I'd like to know how to prove the following identity,
$$\sum_{k=1}^n k\, p(n, k) = \sum_{r,s\ge 1, rs\le n} p(n-rs)$$
where $n\in N^+$. Here, $p(n)$ counts the number of possible partitions of $n$. Meanwhile, $p(n,k)$ is the restricted partition number, which counts the number of ways to partition $n$ into exactly $k$ parts.
I used Mathematica to directly verify this identity for $n=1,2…10$. So it should be correct. But I failed to give an analytical proof. It will be great if you can provide some hints or give your proof here : )
FYI, the context for me to show this identity is to justify the formula of Kac determinant in 2D conformal field theory. LHS is the power of Kac determinant computed from Virasoro algebra. RHS is also the power of Kac determinant but computed by using singular vectors. And I want to see they give the same answer(it should)
Here is my unsuccessful method. I tried to use induction and it goes as following:
(1) For $n=1,2$, we can do a direct calculation to see it is correct.

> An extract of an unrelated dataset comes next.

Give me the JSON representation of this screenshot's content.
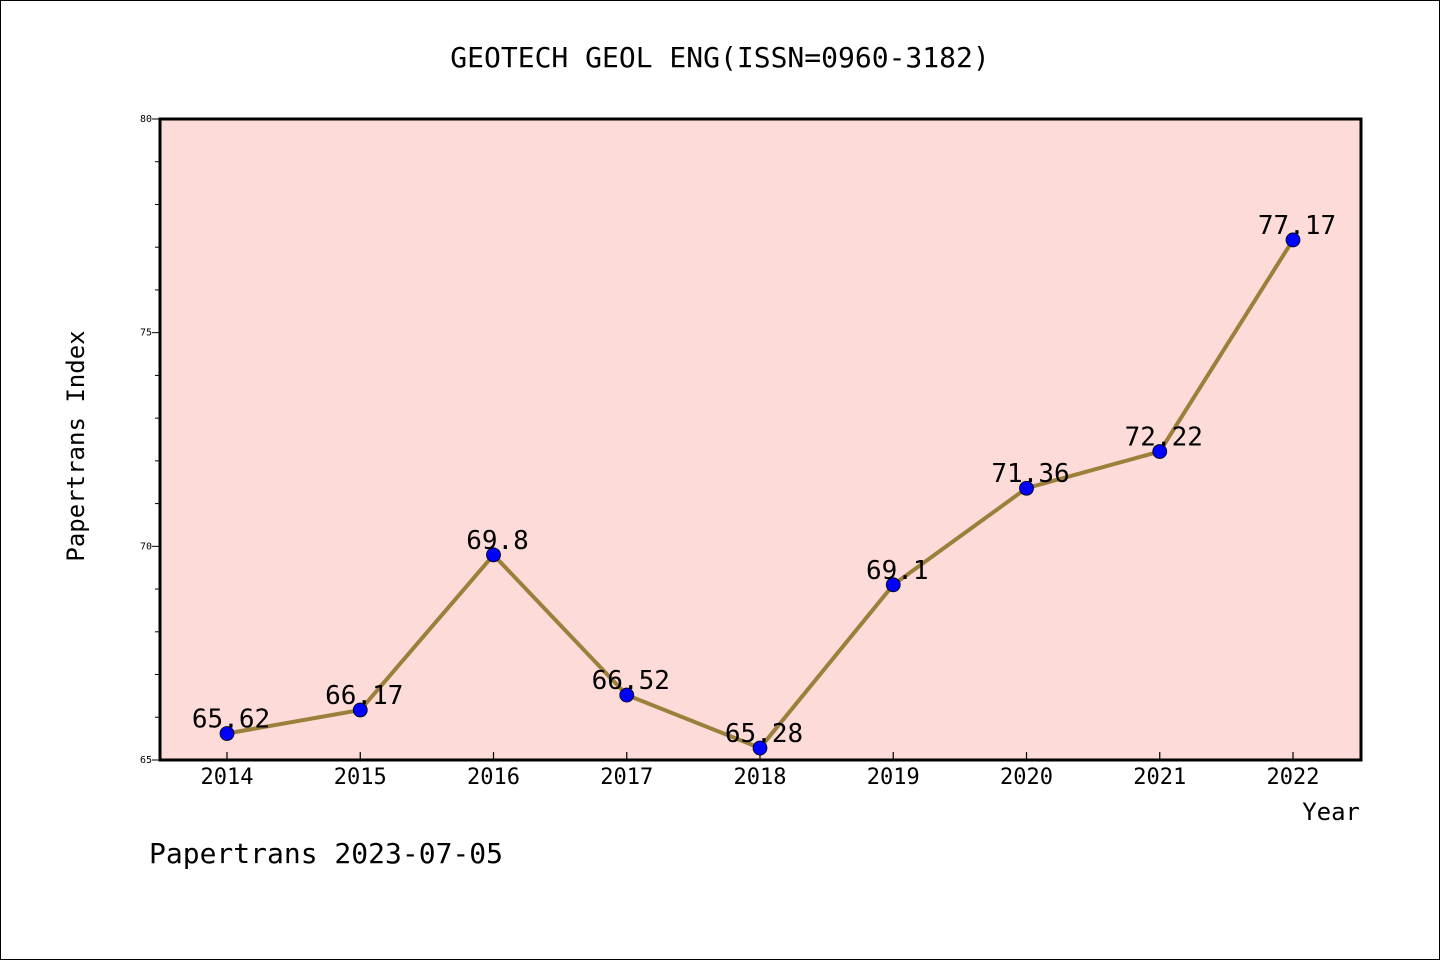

(2) For $n-1$, we assume it is correct. Then for $n$, we have,
\begin{align}
LHS &= \sum_{k=1}^n k\, p(n,k)=\sum_{k=1}^n k\, \left(p(n-k,k)+p(n-1,k-1) \right) \\
&= \sum_{k=1}^n k\,p(n-k,k) + (k-1)p(n-1,k-1) + p(n-1,k-1) \\
&= \sum_{k=1}^n k\,p(n-k,k) + p(n-1,k-1) + \sum_{k=1}^{n-1}k\,p(n-1,k)
\end{align}
\begin{align}
RHS =
\sum_{r,s\ge 1, rs\le n-1}p(n-rs)+\sum_{r,s\ge 1, n-1\le rs\le n}p(n-rs)
\end{align}
Now we have to show $\sum_{k=1}^n k\,p(n-k,k) + p(n-1,k-1) = \sum_{r,s\ge 1, n-1\le rs\le n}p(n-rs)$ to complete the proof. But I was stuck here.
Best Answer
The generating function of $\sum_{r,s\geq 1, \ rs\le n}p(n-rs)$ is $$\sum_{n=0}^\infty p(n)q^n\sum_{r=1}^\infty\frac{q^r}{1-q^r} =\sum_{r=1}^\infty\frac{q^r}{1-q^r} \prod_{j=1}^\infty\frac{1}{1-q^j}.\tag{1}$$ The $r$-th term in $(1)$ is $$\frac{q^r}{(1-q^r)^2}\prod_{j\ne r}\frac{1}{1-q^j} =\sum_{t=1}^\infty tq^{tr}\prod_{j\ne r}\frac{1}{1-q^j}.$$ This equals $$\sum_{\lambda\in\mathcal{P}}a_{r}(\lambda)q^{n_\lambda}$$ where $\mathcal{P}$ is the set of all partitions, $n_\lambda$ is the number partitioned by $\lambda$, and $a_r(\lambda)$ is the multiplicity of $r$ as a part of $\lambda$. Then $(1)$ is $$\sum_{\lambda\in\mathcal{P}}A(\lambda)q^{n_\lambda}$$ where $A(\lambda)$ is the number of parts of $\lambda$. But that is also $$\sum_{k=1}^\infty k\sum_{n=k}^\infty p(n,k)q^n=\sum_{n=0}^\infty\sum_{k=1}^n kp(n,k)q^n$$ which gives the desired result.